Свободу и силу не ценишь: кажется, так будет всегда, а ништяки не перестанут валиться на всех по возрастающей. Но как-то так вышло, что этот небольшой просвет между двух несвобод, тюремно-тоталитарной и нынешней, казарменно-стыдной, оказался пиком развития миллионов людей, постепенно осознающих, что лучшие дни для них давно позади. Поэтому в девяностые и особенно в восьмидесятые так хотелось бы вернуться, хотя бы умозрительно.
Официальная пропаганда использует ретро-тренды в качестве «религиозного дурмана», отвлекая от нынешних неполадок. Мне же хотелось воспользоваться этим трендом, чтобы показать, как унизительно и тяжко жилось в позднем СССР «обычным людям», которые ежедневно искали дефицит, не могли купить или продать свою квартиру, но десятилетиями стояли в очереди на бесплатное жильё, параллельно выбивая выездные визы для поездки в Болгарию.
Буквально на наших глазах огромная цивилизация со всей своей разветвленной и зрелой культурой ушла под воду. Сейчас уже не хоронят под духовой оркестр с выносом гроба из подъезда и не принимают в пионеры перед всей школой, собравшейся в ближайшем кинотеатре, а шутки из «Кабачка “13 стульев”» более не кажутся искромётными. Оля, а вы помните, как мы ждали каждый выпуск этой передачи, которая выходила спорадически, и если её не застанешь в прямом эфире (тогда все трансляции были прямыми), то можешь пропустить её навсегда?
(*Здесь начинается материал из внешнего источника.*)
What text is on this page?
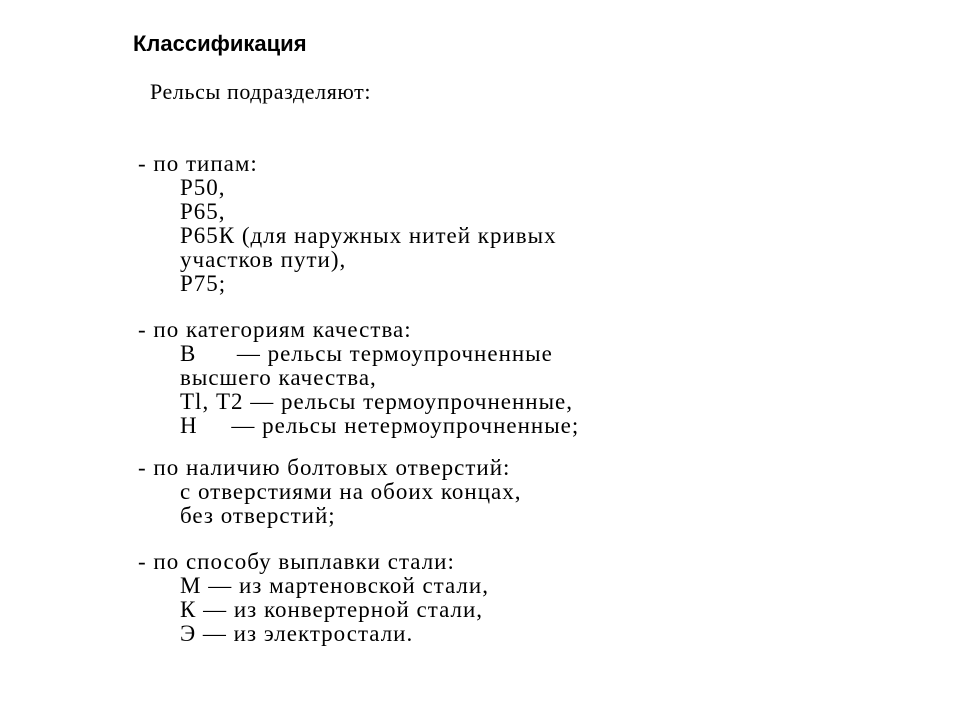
Классификация

Рельсы подразделяют:

- по типам:

Р50,
Р65,
Р65К (для наружных нитей кривых
участков пути),
Р75;

- по категориям качества:

В      — рельсы термоупрочненные
высшего качества,
Тl, Т2 — рельсы термоупрочненные,
Н     — рельсы нетермоупрочненные;

- по наличию болтовых отверстий:

с отверстиями на обоих концах,
без отверстий;

- по способу выплавки стали:

М — из мартеновской стали,
К — из конвертерной стали,
Э — из электростали.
О.Б.-Г.: Передачу «Кабачок “13 стульев”» помню, но иначе: у меня не было связано с ней ни напряжённых ожиданий, ни печали о том, что я её упустила. Помню зато, что она смутно мерещилась окном в другую, «не нашу» жизнь, поскольку все герои там носили польские имена и как бы изображали поляков, — мне так и осталось неизвестным, почему именно, но тогда это смутно волновало. То был сквозняк иного, с которым не очень знаешь, что делать, где разместить его внутри себя.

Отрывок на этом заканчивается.